C-reactive protein: relation to total mortality, cardiovascular mortality and cardiovascular risk factors in men.

BACKGROUND There is much interest in reported associations between serum C-reactive protein and incident ischaemic heart disease. It is uncertain what this association represents. We aimed to assess the effect of confounding from a number of different sources in the Caerphilly Prospective Heart Disease Study and in particular whether the low grade inflammation indicated by C-reactive protein may be the mechanism whereby non-circulating risk factors may influence pathogenesis of ischaemic heart disease.

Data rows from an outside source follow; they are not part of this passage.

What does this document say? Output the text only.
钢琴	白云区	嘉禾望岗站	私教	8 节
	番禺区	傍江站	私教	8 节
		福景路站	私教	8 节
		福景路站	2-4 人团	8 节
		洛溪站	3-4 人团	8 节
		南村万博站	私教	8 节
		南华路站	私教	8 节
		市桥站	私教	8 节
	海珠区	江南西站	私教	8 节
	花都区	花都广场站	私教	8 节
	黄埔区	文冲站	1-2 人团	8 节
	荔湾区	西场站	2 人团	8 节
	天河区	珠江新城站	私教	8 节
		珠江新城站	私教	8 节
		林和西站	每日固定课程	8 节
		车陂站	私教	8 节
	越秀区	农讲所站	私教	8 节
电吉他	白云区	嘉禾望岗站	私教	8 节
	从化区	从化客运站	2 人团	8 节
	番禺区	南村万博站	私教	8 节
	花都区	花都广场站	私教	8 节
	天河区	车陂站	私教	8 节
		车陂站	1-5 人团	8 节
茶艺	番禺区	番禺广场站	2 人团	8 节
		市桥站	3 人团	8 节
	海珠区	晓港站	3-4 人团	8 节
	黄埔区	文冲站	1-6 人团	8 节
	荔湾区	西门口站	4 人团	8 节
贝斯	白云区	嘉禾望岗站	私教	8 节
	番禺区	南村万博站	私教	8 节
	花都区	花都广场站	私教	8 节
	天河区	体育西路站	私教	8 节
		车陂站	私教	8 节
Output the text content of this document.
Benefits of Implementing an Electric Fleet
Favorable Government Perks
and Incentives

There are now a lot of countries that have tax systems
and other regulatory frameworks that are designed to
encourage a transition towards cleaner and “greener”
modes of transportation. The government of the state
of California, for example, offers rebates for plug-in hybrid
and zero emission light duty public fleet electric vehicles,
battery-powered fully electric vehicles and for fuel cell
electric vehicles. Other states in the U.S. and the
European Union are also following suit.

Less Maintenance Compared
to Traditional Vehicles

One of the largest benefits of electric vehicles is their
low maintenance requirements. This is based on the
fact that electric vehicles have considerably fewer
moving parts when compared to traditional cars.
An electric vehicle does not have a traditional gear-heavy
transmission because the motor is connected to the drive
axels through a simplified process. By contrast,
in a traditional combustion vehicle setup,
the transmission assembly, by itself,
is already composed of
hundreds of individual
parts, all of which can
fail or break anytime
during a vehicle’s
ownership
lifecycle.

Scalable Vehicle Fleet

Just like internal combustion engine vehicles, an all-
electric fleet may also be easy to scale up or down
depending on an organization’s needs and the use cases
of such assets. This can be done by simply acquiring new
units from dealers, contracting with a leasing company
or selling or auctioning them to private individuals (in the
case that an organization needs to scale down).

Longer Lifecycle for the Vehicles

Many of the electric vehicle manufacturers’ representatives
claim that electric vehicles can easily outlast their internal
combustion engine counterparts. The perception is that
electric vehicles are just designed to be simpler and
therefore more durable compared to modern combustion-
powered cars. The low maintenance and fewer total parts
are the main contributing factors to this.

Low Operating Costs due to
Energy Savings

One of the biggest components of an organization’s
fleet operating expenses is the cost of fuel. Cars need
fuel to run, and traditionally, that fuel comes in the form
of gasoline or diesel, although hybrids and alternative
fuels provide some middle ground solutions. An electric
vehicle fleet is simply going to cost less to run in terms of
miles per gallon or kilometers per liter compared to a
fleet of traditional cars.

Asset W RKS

METHODS Plasma specimens collected during 1979-83 from 1395 men with sufficient sample remaining were assayed for serum C-reactive protein by ELISA. Subsequent mortality and incident ischaemic heart disease events were ascertained from death certificates, hospital records and electrocardiographic changes at 5-yearly follow-up examinations. RESULTS There was a positive association between C-reactive protein and incident ischaemic heart disease (P<0.005) mainly with fatal disease (P<0.002). There was also a positive association with all-cause mortality (P<0.0001). C-reactive protein was significantly associated with a number of non-circulating risk factors including body mass index (P<0.0001), smoking (P<0.0001), low forced expiratory volume in 1 s (P<0.0001), height (P=0.025), low childhood social class (P=0.014) and age (P=0.036). C-reactive protein was also associated positively with circulating risk factors including viscosity, leukocyte count, fibrinogen (all P<0.0001) and insulin (P=0.0058). After adjustment for non-circulating risk factors the association with all-incident ischaemic heart disease and ischaemic heart disease death became non-significant, but the association with all-cause mortality remained (P=0.033). Further adjustment for fibrinogen however removed any hint of an increasing trend in odds for all three outcomes. CONCLUSION C-reactive protein levels are raised in association with a variety of established cardiovascular risk factors. Neither C-reactive protein nor the systemic inflammation it represents appears to play a direct role in the development of ischaemic heart disease.